To bring you up to speed:
Originally Posted by JNKleinOriginally Posted by Tony MarstonOriginally Posted by CochambreOriginally Posted by Tony Marston
To respond to Tony's question about why I seperated the User and UserMapper class; if you have a User class that performs some business logic that doesn't interact with the database - suppose a hypothetical printUserName() method that just spits out the current $user->username, wouldn't you want a seperate class that mapped a user to the database, either inserting or deleting or what-have-you? Then, if you needed to add more functionality on the business logic end, you would only change the User class (not the UserMapper class) to have another method, suppose printUserEmail(). This way, you can extend or refactor your User business logic (maintaining the same interface), without changing anything about the data access.
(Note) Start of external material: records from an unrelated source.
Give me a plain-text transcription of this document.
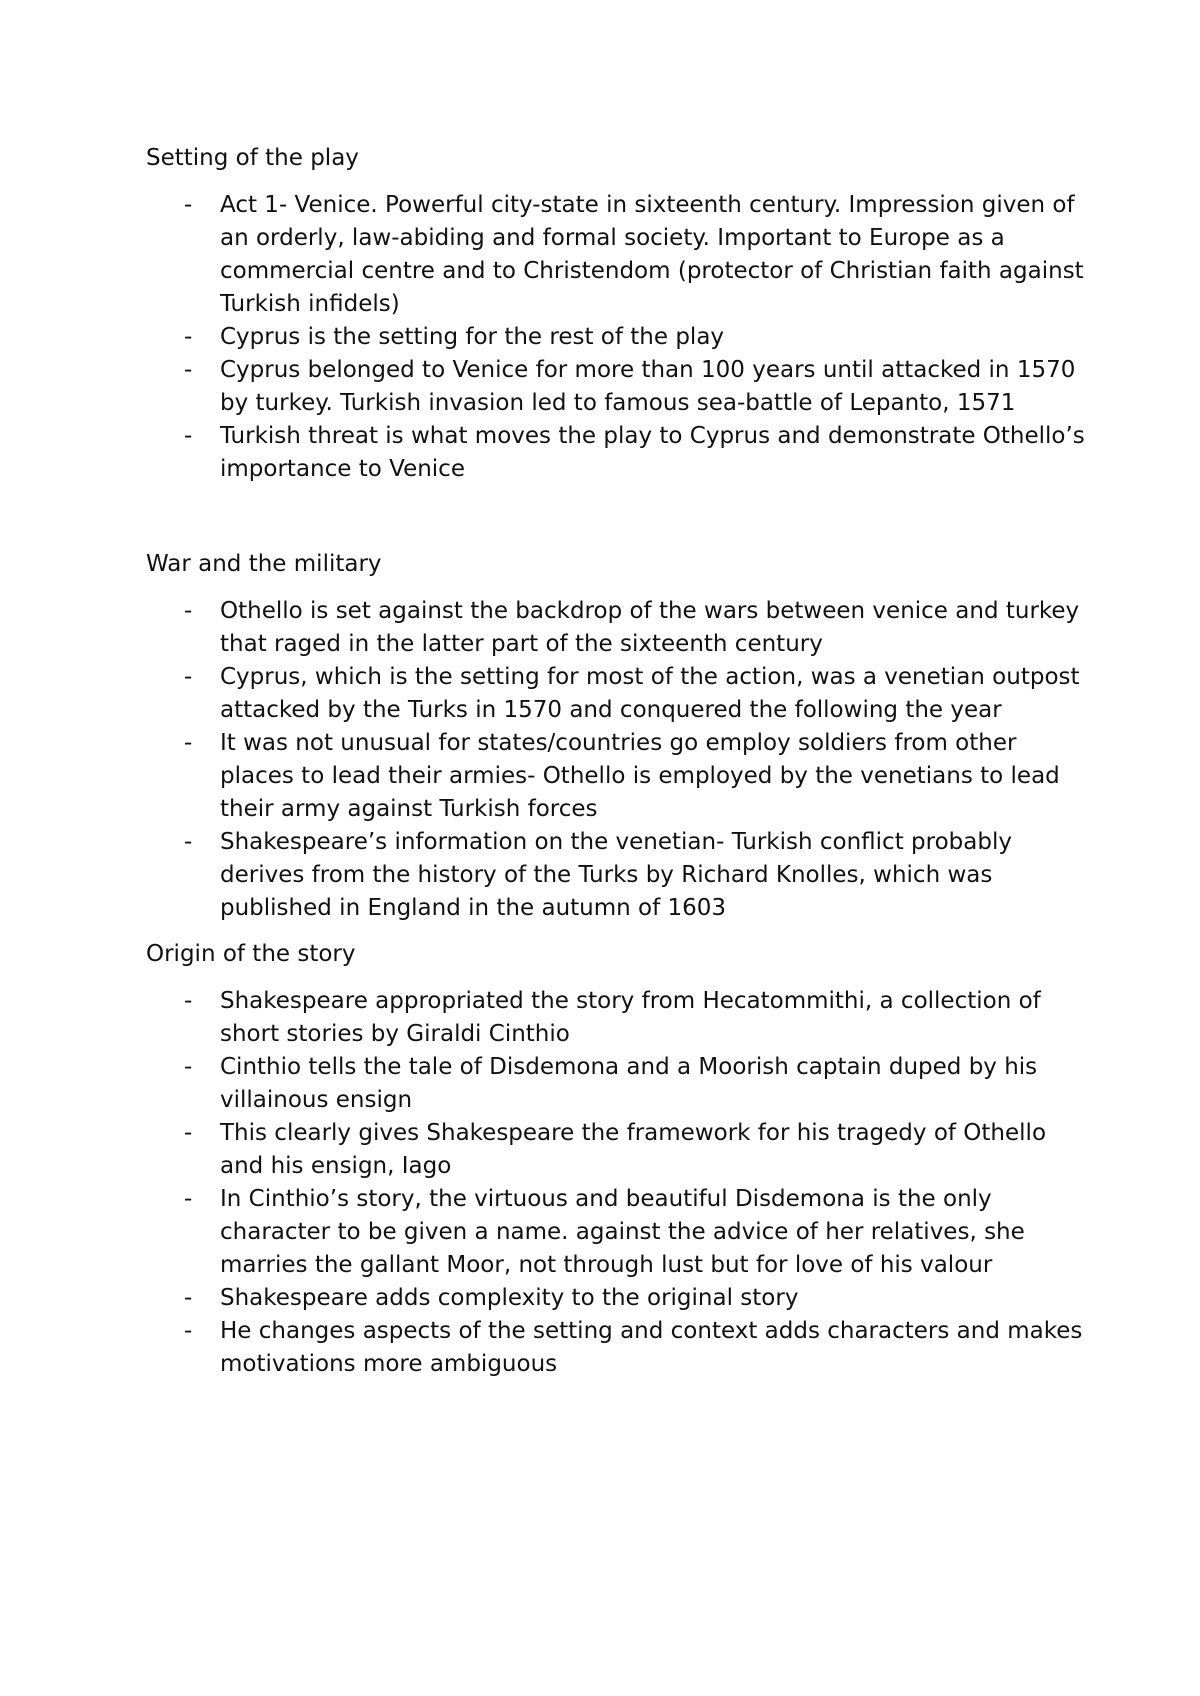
Setting of the play

- Act 1- Venice. Powerful city-state in sixteenth century. Impression given of an orderly, law-abiding and formal society. Important to Europe as a commercial centre and to Christendom (protector of Christian faith against Turkish infidels)
- Cyprus is the setting for the rest of the play
- Cyprus belonged to Venice for more than 100 years until attacked in 1570 by turkey. Turkish invasion led to famous sea-battle of Lepanto, 1571
- Turkish threat is what moves the play to Cyprus and demonstrate Othello’s importance to Venice

War and the military

- Othello is set against the backdrop of the wars between venice and turkey that raged in the latter part of the sixteenth century
- Cyprus, which is the setting for most of the action, was a venetian outpost attacked by the Turks in 1570 and conquered the following the year
- It was not unusual for states/countries go employ soldiers from other places to lead their armies- Othello is employed by the venetians to lead their army against Turkish forces
- Shakespeare’s information on the venetian- Turkish conflict probably derives from the history of the Turks by Richard Knolles, which was published in England in the autumn of 1603

Origin of the story

- Shakespeare appropriated the story from Hecatommithi, a collection of short stories by Giraldi Cinthio
- Cinthio tells the tale of Disdemona and a Moorish captain duped by his villainous ensign
- This clearly gives Shakespeare the framework for his tragedy of Othello and his ensign, Iago
- In Cinthio’s story, the virtuous and beautiful Disdemona is the only character to be given a name. against the advice of her relatives, she marries the gallant Moor, not through lust but for love of his valour
- Shakespeare adds complexity to the original story
- He changes aspects of the setting and context adds characters and makes motivations more ambiguous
This is how I interpret the "seperation of data access and business logic".
Maybe I'm not doing a good job of explaining my logic here - George Schlossangle says it well in his "Advanced PHP" chapter on this very subject (which, again, I recommend). Maybe someone else can clarify?
Regardless, my question to Tony is this - if you have your business logic and data access logic in the same class, can they be seperate? In reference to the business logic, Tony said "Each business entity (eg: customer, product, invoice) has its own class. This identifies the structure of the associated database table..." - I think this is the part I'm having trouble understanding, because where is the seperation of logic if the business entity knows both the business logic and must know the structure of the associated data storage mechanism.
And now, a seperate question - what is the point of a DAO (chose your favorite - ADODB or PEAR DB) that probably won't make it any easier to change what database you're using, since there is inevitably still hardcoded some query that doesn't work the same in mySQL, msSQL, PostreSQL, and Oracle, let alone just two of the above. Just because you execute($query) doesn't mean $query will actually work.